Another unwelcome finding came last December, when Levada reported that faith in Russian television news—the central plank of Kremlin control—had fallen to just 41 percent, down from 79 percent in 2009.
No one was surprised when Russia’s prosecutor’s office began cracking down on the Levada Center. The attacks began in May 2013, when Levada’s posting of poll results and analyses was deemed to be “political activity” because they “influence public opinion.” Prosecutors demanded that the center register as a “foreign agent”—a term synonymous with spying in Russian—because of Levada’s small number of international grants and clients. Agents from the prosecutor’s office rifled through the center’s files and impounded computer hard drives—but eventually suspended the case.
“Their aim is to keep us in a state of uncertainty,” says Zorkina. “Just so we know that we are under their eye.”
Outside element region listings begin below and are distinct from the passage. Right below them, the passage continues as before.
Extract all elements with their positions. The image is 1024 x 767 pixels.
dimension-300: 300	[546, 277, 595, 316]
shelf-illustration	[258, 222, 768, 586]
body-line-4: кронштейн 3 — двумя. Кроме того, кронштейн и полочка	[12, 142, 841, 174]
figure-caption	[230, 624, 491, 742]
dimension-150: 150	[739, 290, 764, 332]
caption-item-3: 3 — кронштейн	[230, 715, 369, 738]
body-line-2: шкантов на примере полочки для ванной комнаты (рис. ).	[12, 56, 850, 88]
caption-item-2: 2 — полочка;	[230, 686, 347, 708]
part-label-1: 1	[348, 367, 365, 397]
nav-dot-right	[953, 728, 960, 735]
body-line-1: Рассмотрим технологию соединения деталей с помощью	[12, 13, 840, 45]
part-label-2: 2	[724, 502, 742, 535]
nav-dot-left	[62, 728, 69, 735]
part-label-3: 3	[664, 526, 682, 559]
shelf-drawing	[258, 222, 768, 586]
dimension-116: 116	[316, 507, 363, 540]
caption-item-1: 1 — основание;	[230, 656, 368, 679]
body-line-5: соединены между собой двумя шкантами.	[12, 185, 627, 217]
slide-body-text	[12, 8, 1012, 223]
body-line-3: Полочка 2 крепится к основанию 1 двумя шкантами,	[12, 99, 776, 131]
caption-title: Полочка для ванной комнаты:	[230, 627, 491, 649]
Levada has been spared—for the moment—because it seems that a dwindling number of the Kremlin’s current generation of political technologists still respect reliable polling, however unwelcome the results. But the fact that Levada is under pressure is a dangerous sign that Putin is retreating into his own echo chamber. Putin “orders up all this propaganda—but he is also the main target of it,” says Pavlovsky.
“The older undemocratic regimes become, the more mistakes their leaders tend to make…. Cutting themselves off from accurate information is one of the most common—and most self-destructive,” argues UCLA professor Treisman, author of The Return: Russia’s Journey From Gorbachev to Medvedev. “Surprisingly often, authoritarian governments collapse less because of well-organized opposition than because of their own errors. Overconfident and misinformed, leaders stumble into danger and lack the skill and vision to get out.”
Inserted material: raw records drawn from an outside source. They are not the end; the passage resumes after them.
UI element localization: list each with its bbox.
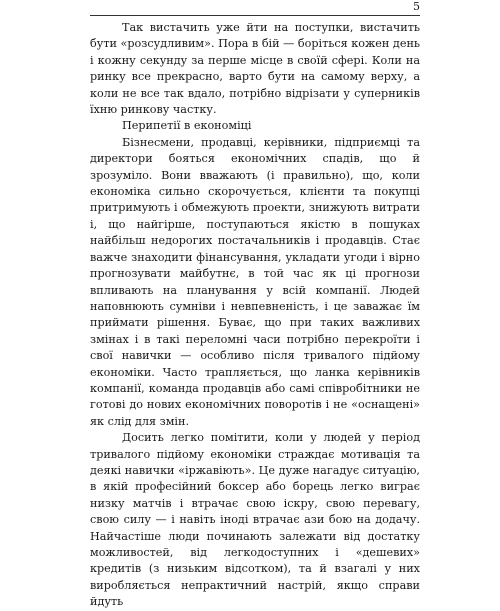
section-heading: Перипетії в економіці <box>122 119 252 133</box>
body-text <box>90 20 420 611</box>
paragraph: Так вистачить уже йти на поступки, вистачить бути «розсудливим». Пора в бій — боріться кожен день і кожну секунду за перше місце в своїй сфері. Коли на ринку все прекрасно, варто бути на самому верху, а коли не все так вдало, потрібно відрізати у суперників їхню ринкову частку. <box>90 21 420 117</box>
header-rule <box>90 15 420 16</box>
paragraph: Досить легко помітити, коли у людей у період тривалого підйому економіки страждає мотивація та деякі навички «іржавіють». Це дуже нагадує ситуацію, в якій професійний боксер або борець легко виграє низку матчів і втрачає свою іскру, свою перевагу, свою силу — і навіть іноді втрачає ази бою на додачу. Найчастіше люди починають залежати від достатку можливостей, від легкодоступних і «дешевих» кредитів (з низьким відсотком), та й взагалі у них виробляється непрактичний настрій, якщо справи йдуть <box>90 431 420 609</box>
paragraph: Бізнесмени, продавці, керівники, підприємці та директори бояться економічних спадів, що й зрозуміло. Вони вважають (і правильно), що, коли економіка сильно скорочується, клієнти та покупці притримують і обмежують проекти, знижують витрати і, що найгірше, поступаються якістю в пошуках найбільш недорогих постачальників і продавців. Стає важче знаходити фінансування, укладати угоди і вірно прогнозувати майбутнє, в той час як ці прогнози впливають на планування у всій компанії. Людей наповнюють сумніви і невпевненість, і це заважає їм приймати рішення. Буває, що при таких важливих змінах і в такі переломні часи потрібно перекроїти і свої навички — особливо після тривалого підйому економіки. Часто трапляється, що ланка керівників компанії, команда продавців або самі співробітники не готові до нових економічних поворотів і не «оснащені» як слід для змін. <box>90 135 420 428</box>
page-number: 5 <box>413 0 420 13</box>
The Levada Center can’t predict the future. But its body of polling is the clearest insight anyone can have into how the Putin regime might end—or, as Zorkina puts it, “where the cracks run” through the foundations of Kremlin power.
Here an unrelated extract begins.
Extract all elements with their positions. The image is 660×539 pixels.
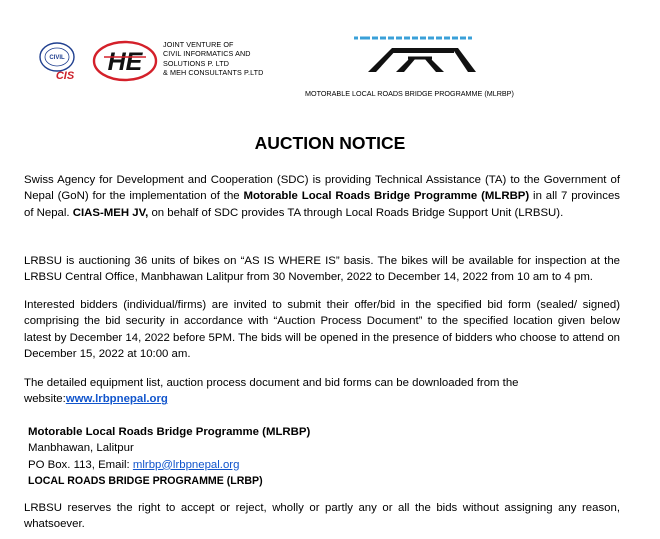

“Society is full of such cracks—from poor health care to unemployment to rising prices—but there is no sense of solidarity, no interest in participation in politics. The only thing that unites Russian society is its support for Putin,” says Zorkina. “There are no forms of social unity, no political parties or social organisations or trade unions. They have all been suppressed, so there is no way people can legitimately express their protest…. The most likely scenario for Russia’s future will be a slow descent into chaotic discontent, the continued collapse of society and the strengthening of security organs.”
Already, part of her prediction is coming true. Earlier this year, Putin created a new National Guard, a super-agency directly run by the Kremlin and employing 400,000 paramilitary police and troops, as well as helicopter gunships and tanks. The new unit—a modern-day equivalent to the Roman emperors’ Praetorian Guard—is led by Putin’s former personal bodyguard Viktor Zolotov and has been specifically authorised by the Duma (the principal legislative assembly) to fire on civilians in cases of civil unrest. In February, Putin said the new unit was designed to “fight terrorism”—and in the next breath warned that Russia’s “foes abroad” were preparing to “interfere” with the parliamentary elections on September 18 by organising mass protests, thereby labeling any opponents foreign-backed fifth columnists.
As Putin and his allies dig in to defend their hold on power, Levada is preparing to chronicle the discontent in its usual meticulous detail. “What we are doing is phenomenal, a unique experiment,” says Zorkina. “We are conducting opinion polls in a totalitarian society. Imagine if someone had been able to do that in Nazi Germany.”